Healthy, Budget-Friendly Grocery and Cooking Tips


Save Money, Eat Healthy, Enjoy Food

Saving money on groceries is something everyone can do with a little planning. Eating a healthier diet on a budget isn’t all that hard.

One of the ways I have learned to save money on groceries for my family while increasing the number of organic, all-natural and healthy foods my family eats is to learn how to prepare food at home differently. Not only can I save money while eating better now, but I actually save time too.

For months now, I’ve subscribed to a menu service called emeals.com where the chefs offer a planned weekly dinner menu, complete with the recipes, shopping list, and everything you need to plan your weekly dinners, without having to search websites, make your own lists and plan your own menus. Okay, sure, I tweak the menus, add my own flare or my family’s likes and dislikes to it, mix and match a bit, but this subscription service has helped e plan for my weekly grocery shopping in a way I haven’t before, and it’s saved me money.

Shop in Bulk

The best tip I learned from subscribing to this service is that when you plan your weekly meals, if you plan to use a similar ingredient throughout your meals that week, you can buy that main ingredient in bulk and save a lot of money.

For example, if chicken is your main meat for the week, you can buy organic chicken whole and use different parts of it for different meals. Perhaps one day, you make a chicken ceasar salad while on another day you serve BBQ chicken wings. Then you can make broiled Asian chicken thighs another night and grilled chicken breast with an orange or raspberry sauce another night.

Cook Once, Eat Multiple Times

My family frequently will order grass-fed beef from local farms in bulk, 50-250 pounds of beef at a time. If you have a good deep freezer, this is the absolute best, most economical way to buy quality, healthy beef, and save money.
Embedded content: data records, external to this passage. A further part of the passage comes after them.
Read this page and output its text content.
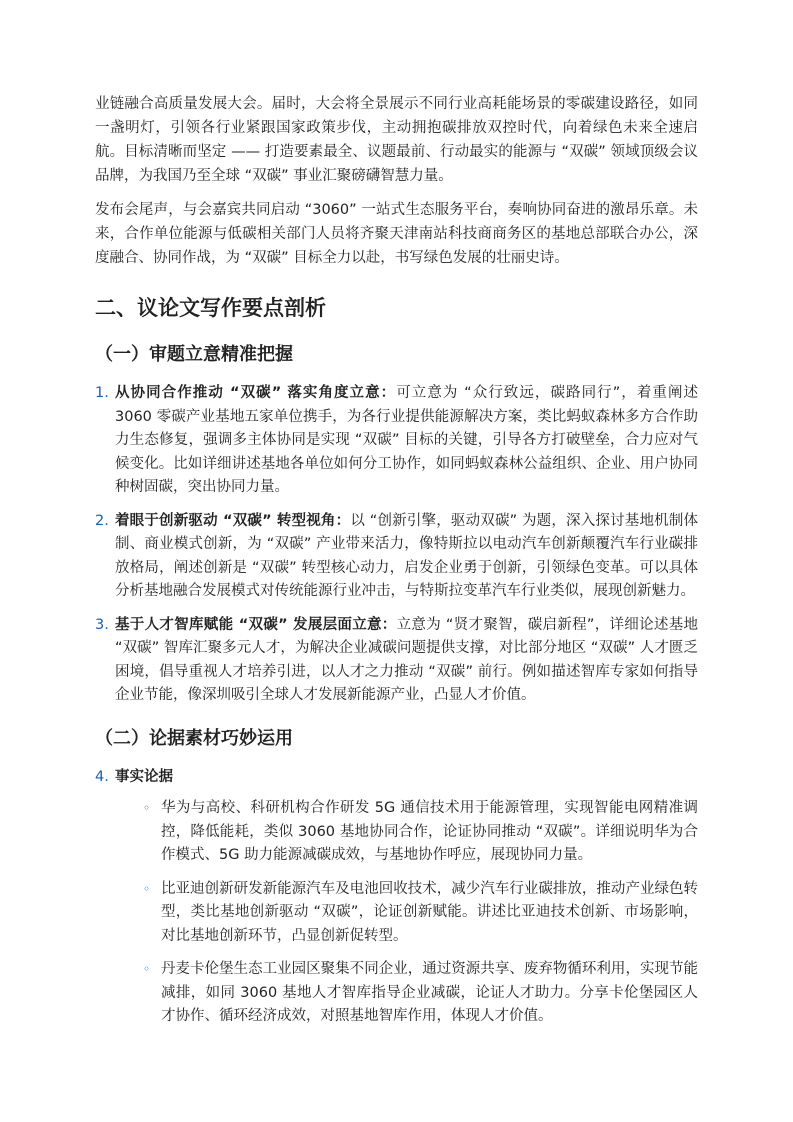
业链融合高质量发展大会。届时，大会将全景展示不同行业高耗能场景的零碳建设路径，如同一盏明灯，引领各行业紧跟国家政策步伐，主动拥抱碳排放双控时代，向着绿色未来全速启航。目标清晰而坚定 —— 打造要素最全、议题最前、行动最实的能源与 “双碳” 领域顶级会议品牌，为我国乃至全球 “双碳” 事业汇聚磅礴智慧力量。

发布会尾声，与会嘉宾共同启动 “3060” 一站式生态服务平台，奏响协同奋进的激昂乐章。未来，合作单位能源与低碳相关部门人员将齐聚天津南站科技商商务区的基地总部联合办公，深度融合、协同作战，为 “双碳” 目标全力以赴，书写绿色发展的壮丽史诗。

二、议论文写作要点剖析
（一）审题立意精准把握
1. 从协同合作推动 “双碳” 落实角度立意：可立意为 “众行致远，碳路同行”，着重阐述 3060 零碳产业基地五家单位携手，为各行业提供能源解决方案，类比蚂蚁森林多方合作助力生态修复，强调多主体协同是实现 “双碳” 目标的关键，引导各方打破壁垒，合力应对气候变化。比如详细讲述基地各单位如何分工协作，如同蚂蚁森林公益组织、企业、用户协同种树固碳，突出协同力量。
2. 着眼于创新驱动 “双碳” 转型视角：以 “创新引擎，驱动双碳” 为题，深入探讨基地机制体制、商业模式创新，为 “双碳” 产业带来活力，像特斯拉以电动汽车创新颠覆汽车行业碳排放格局，阐述创新是 “双碳” 转型核心动力，启发企业勇于创新，引领绿色变革。可以具体分析基地融合发展模式对传统能源行业冲击，与特斯拉变革汽车行业类似，展现创新魅力。
3. 基于人才智库赋能 “双碳” 发展层面立意：立意为 “贤才聚智，碳启新程”，详细论述基地 “双碳” 智库汇聚多元人才，为解决企业减碳问题提供支撑，对比部分地区 “双碳” 人才匮乏困境，倡导重视人才培养引进，以人才之力推动 “双碳” 前行。例如描述智库专家如何指导企业节能，像深圳吸引全球人才发展新能源产业，凸显人才价值。
（二）论据素材巧妙运用
4. 事实论据
◦ 华为与高校、科研机构合作研发 5G 通信技术用于能源管理，实现智能电网精准调控，降低能耗，类似 3060 基地协同合作，论证协同推动 “双碳”。详细说明华为合作模式、5G 助力能源减碳成效，与基地协作呼应，展现协同力量。
◦ 比亚迪创新研发新能源汽车及电池回收技术，减少汽车行业碳排放，推动产业绿色转型，类比基地创新驱动 “双碳”，论证创新赋能。讲述比亚迪技术创新、市场影响，对比基地创新环节，凸显创新促转型。
◦ 丹麦卡伦堡生态工业园区聚集不同企业，通过资源共享、废弃物循环利用，实现节能减排，如同 3060 基地人才智库指导企业减碳，论证人才助力。分享卡伦堡园区人才协作、循环经济成效，对照基地智库作用，体现人才价值。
One a weekend when we’re all hanging out by the pool, we’ll fire up the grill and cook a lot of the meat in advance, grilling it to the point that it’s almost cooked ready to serve but not quite. Then we’ll let the meat rest and cool, and then seal it in the vacuum sealer (which we bought for less than $50-and it has saved us countless of dollars-a great investment). The sealed, cooked packets can then go in the freezer and what you have is a piece of meat that is cooked with all the flavor of the grill but that will only take you about 10 minutes to defrost and heat up in a pan (or the microwave, if you must), and you have a finished main course with very little work.

To make different dishes from this, you simply need to pick out your pre-cooked meat, cut it, cook it, add sauces to it, add it to your recipes, whatever you need to do with it, but you cut your time considerably because the meat is already cooked. On the day we do the pre-cooking, we’re usually eating steak that we were going to put on the grill anyway, so the extra time to cook the rest of the meat and put it in the vacuum packs isn’t much more than it usually takes to clean up. Plus, you only have to clean and prep the grill one time for multiple meals instead of before and after each meal.

Sauces and Bases

Another thing I like to do in bulk is stocks, sauces and bases. Most of these can be frozen in small containers or plastic baggies in the freezer for quite some time (months or longer), but you can make them fresh, with whole, healthy ingredients, instead of the pre-packaged convenience items that are full of preservatives and sodium and other bad things. Find a day when you have some time, chop and dice once, cook several sauces or stocks at the same time, then store them together.

For thicker sauces and soup bases, you can store them in Ziploc style bags and simply put them in a warm water bath to defrost. For thinner ones, find sealable plasticware to store your items in the freezer. Just be sure to label things, because sauces are hard to identify once they’ve been frozen. Just be sure to freeze them in small enough portions that you won’t have to heat and re-heat the same portion over and over, because this ruins the flavor, healthiness of the food, and can actually make people sick.

Repurpose Leftovers, Spices Galore!

Instead of just eating the same leftovers the same way you cooked them, learn to repurpose them. One night, I served white beans with a vegetable broth as a side dish with some free-range, organic chicken and basmati rice. I had some leftover chicken, rice and beans, so I shredded some of the chicken, tossed it all into a pot together, added some chopped carrots, celery and onions, then tossed in the rice and the beans to make a hearty chicken soup. The only ‘prep’ I had to do for the second meal was chopping the veggies, and my family didn’t even realize it was the same meal from before.

The next night, with still having some white beans left, I took them and some coconut oil, some cumin, coriander, red pepper, turmeric and paprika, and refried the beans and mashed them with the spices. I spread the refried spiced white beans on tostada shells, chopped up some fresh veggies on top, a little shredded raw goat’s milk cheddar cheese from a local farm and some fresh salsa. My family loved these tostadas, and I really didn’t have to cook anything that day, because it was already cooked. Just reheated and mashed the beans.

Use your imagination and instead of just eating your leftovers the same way you cooked them the first time, repurpose them. It will keep you from getting bored with the same foods, save you money because you’re using all the food you’re cooking, and it challenges you to get creative-but most importantly, it saves time in cooking too, while your family will still love the food as though you had slaved over it again.